A: The company has undergone a significantly critical process throughout these years. The truth is that we came close to shutting down completely. We had to reestablish our processes to deal with the fact that we had been dragging some crises in our wake for a number of years. This was partially due to the fact that our business model was not as compatible with the national context as we wanted it to be or as compatible as we thought it was. Our company is dedicated to the development of new technologies and to adapting to market conditions where the added value of cost reduction has not been as much a requisite as it should be. This is the unfortunate case of the Mexican context. This has caused us to become a different kind of company in many ways. I can look back and say that the company evaded more problems by staying out of exploration and production activities as operators. This ultimately led us to become a sturdier company that could better adapt to the industry’s realities. At the same time, the entrance of new operators into the market has created a new and more positive outlook regarding cost-cutting technologies that we see growing over time. This growth has been exacerbated by the recent oil price crisis.   

Q: How is Geo Estratos adapting to this new context?

A: Our service portfolio is focused on competing within the upstream market for the most highly impactful exploration and production applications. Our core strengths still include the development of new technologies. The industry believes its tried-and-true empiricism to be reliable and is unlikely to innovate as a result. We find, analyze and solve the technological challenges involved in increasing a field’s productive life. We are particularly interested in finding new ways of applying conventional technologies to the extraction of unconventional resources. As you know, unconventional resources are a bit of a political taboo in Mexico and there is still a long road ahead of us before these kinds of operations are allowed and feasible within our national territory. However, we have found a number of ways to uncover areas of opportunity within these kinds of fields and assets through reservoir characterization and through the study of fluid mobility and transport in naturally fractured porous mediums with active aquifers. These and other processes make the development of production systems much more complex. We have focused on developing technologies that can cut the costs involved through real-time monitoring that creates new chains of decision-making that do not significantly increase OPEX while allowing operators to apply new AI technologies to the management of their fields. This has all made us competitive in the development of new tools that go well with our expertise in horizontal wells, which leads to higher levels of accumulated production in less time. At the same time, we are focused on creating advantages for operators that are applicable for the medium- to long-term prosperity of their fields as opposed to short-term increases in production levels. We earn new patents every year so we are still developing new technologies based on short-term development cycles but we are restructuring ourselves so as to rely more on services and applications that allow us to be a long-term partner for our clients. To us, capital invested in the development of these new technologies is not risk capital at all but a safe investment in our own added value.
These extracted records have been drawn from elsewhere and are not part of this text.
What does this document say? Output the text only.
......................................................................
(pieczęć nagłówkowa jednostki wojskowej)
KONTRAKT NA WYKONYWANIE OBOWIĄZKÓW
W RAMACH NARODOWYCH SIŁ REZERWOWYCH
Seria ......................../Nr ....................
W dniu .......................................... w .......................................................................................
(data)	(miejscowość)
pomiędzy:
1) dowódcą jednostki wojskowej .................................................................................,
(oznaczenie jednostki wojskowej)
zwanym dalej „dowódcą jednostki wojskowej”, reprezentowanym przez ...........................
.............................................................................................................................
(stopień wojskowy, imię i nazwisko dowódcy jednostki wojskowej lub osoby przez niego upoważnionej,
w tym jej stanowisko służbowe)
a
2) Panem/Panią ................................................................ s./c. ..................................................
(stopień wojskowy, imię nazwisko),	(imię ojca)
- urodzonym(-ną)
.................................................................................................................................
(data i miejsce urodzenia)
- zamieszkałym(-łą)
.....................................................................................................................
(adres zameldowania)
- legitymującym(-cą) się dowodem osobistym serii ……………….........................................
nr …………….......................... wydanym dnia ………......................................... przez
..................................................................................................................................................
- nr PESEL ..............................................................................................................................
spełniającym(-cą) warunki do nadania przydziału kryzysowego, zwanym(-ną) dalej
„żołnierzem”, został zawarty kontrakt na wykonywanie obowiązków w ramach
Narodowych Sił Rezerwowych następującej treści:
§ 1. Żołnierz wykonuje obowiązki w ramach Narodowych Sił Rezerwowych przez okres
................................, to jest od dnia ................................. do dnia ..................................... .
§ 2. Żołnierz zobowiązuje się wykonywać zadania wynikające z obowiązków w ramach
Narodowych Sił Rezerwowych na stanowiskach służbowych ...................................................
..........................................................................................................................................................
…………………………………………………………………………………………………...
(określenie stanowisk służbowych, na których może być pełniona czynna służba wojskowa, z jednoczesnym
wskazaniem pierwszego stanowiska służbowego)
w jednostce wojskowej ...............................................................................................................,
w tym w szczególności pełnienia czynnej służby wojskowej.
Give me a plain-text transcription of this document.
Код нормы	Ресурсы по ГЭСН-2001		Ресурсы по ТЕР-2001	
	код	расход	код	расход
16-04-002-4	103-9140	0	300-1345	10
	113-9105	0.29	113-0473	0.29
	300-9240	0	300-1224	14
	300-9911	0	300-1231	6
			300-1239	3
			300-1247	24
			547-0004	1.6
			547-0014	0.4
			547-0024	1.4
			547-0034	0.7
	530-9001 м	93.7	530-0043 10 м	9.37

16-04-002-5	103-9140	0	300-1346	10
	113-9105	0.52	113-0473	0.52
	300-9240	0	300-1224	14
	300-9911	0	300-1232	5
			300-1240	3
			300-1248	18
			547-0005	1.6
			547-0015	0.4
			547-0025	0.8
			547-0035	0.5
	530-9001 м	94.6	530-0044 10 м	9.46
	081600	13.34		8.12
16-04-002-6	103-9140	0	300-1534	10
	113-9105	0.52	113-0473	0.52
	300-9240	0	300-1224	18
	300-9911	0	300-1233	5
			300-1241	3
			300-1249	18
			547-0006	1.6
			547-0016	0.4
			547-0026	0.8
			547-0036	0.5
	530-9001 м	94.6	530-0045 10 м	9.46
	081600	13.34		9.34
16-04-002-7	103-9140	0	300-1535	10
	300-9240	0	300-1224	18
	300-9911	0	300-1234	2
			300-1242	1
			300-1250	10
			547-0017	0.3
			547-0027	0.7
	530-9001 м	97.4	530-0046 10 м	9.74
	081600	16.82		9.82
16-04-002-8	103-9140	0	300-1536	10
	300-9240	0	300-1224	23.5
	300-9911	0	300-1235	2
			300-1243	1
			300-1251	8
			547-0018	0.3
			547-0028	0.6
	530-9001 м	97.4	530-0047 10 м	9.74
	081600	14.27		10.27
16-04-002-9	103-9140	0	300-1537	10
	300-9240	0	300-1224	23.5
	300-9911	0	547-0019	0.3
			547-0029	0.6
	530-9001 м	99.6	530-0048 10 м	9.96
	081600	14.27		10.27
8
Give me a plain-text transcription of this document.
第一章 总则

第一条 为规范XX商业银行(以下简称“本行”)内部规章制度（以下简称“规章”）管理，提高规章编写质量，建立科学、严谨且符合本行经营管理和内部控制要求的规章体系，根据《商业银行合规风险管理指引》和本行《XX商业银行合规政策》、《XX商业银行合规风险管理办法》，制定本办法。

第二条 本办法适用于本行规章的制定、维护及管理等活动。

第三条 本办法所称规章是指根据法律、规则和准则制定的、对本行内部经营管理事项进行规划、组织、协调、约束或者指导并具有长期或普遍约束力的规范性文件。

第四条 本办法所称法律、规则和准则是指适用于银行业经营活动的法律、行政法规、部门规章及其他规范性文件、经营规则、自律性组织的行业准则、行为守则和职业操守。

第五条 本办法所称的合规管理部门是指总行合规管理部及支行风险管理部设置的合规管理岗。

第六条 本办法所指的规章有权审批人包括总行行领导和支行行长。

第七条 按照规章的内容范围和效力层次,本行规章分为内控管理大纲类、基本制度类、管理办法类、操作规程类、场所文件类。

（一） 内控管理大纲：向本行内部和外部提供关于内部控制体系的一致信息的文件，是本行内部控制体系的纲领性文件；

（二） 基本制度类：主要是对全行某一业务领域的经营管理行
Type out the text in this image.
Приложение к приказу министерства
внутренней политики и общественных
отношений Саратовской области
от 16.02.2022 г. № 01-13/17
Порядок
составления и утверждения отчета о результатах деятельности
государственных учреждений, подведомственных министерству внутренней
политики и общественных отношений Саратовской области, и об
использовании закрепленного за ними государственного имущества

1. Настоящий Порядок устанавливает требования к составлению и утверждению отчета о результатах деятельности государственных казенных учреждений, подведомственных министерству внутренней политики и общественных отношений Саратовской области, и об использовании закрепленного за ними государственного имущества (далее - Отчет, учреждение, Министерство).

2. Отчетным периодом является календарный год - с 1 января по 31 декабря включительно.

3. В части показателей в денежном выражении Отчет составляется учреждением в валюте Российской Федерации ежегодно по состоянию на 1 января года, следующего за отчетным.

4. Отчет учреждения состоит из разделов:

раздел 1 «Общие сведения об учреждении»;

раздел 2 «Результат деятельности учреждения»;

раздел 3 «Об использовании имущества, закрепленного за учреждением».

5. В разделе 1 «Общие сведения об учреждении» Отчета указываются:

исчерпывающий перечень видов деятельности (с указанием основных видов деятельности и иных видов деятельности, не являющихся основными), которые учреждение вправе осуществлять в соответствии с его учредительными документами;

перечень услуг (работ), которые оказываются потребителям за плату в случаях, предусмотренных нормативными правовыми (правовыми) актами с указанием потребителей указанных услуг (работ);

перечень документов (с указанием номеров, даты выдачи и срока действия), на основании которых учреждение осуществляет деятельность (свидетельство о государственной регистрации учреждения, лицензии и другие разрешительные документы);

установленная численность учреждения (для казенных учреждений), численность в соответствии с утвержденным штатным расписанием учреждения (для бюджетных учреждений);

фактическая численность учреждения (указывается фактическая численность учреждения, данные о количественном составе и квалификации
Q: How would you describe the context in which your service portfolio competes within the industry?           

A: Significantly large oil field services companies that are predominant in the Mexican market, such as Halliburton, GE Baker Hughes, Schlumberger and Weatherford, might present or provide advantages that a much smaller company like ours simply cannot reproduce. However, when it comes to the ultimate effect of actually reducing operational costs for their clients, our agility and ability to customize our offering means that we can achieve this in a way these companies likely cannot. This kind of customization will only become more necessary over time. PEMEX is going to require the application of the kinds of EOR and IOR services that companies like ours can provide. This is especially true because, as the exploitation of unconventional resources becomes more common in Mexico and the erosion of the taboo surrounding the subject becomes more apparent, the management of water resources will become an enormously important subject for all upstream operators. The efficient use of water for the displacement of oil and gas in assets and reservoirs will become a focal point of companies’ finances and investment strategies, and this is a niche that we are quite well-specialized to address. In Mexico we do not yet have the ability to execute fracking operations efficiently. The infrastructure, resources and logistical capabilities are simply not quite there yet. Thankfully, many of our country’s unconventional plays have a great deal of available resources where conventional technologies and methods can still have a great impact and generate significant additional volumes of production. Some of our most recently awarded patents are able to achieve precisely these kinds of objectives and the severely reduced cash flows that PEMEX will be dealing with for the foreseeable future will mean that its need for these technologies will increase greatly. This also applies to its reserve incorporation ambitions, meaning its objectives to turn as many 3P reserves into 2P and 1P reserves as they possibly can.

The only thing that is really standing in our way is market reputation, meaning the perception that a Mexican company is unlikely to develop its own technologies without significant help or support from industry majors. This is a difficult boundary to breach. Mexico’s position on the international rankings for indicators such as corruption has an impact in the way in which investors perceive the choice of relying on Mexican technologies, particularly for exploration and production projects and processes. It is a cultural issue. Engaging with it from our perspective and protecting our reputation has represented a significant degree of PR maneuvering. The ultimate truth is that the market is always watching.

 

Geo Estratos is a Mexican services company with 20 years of experience in providing technology solutions and research to optimize oil operations. It is expanding into upstream through CNH’s licensing rounds.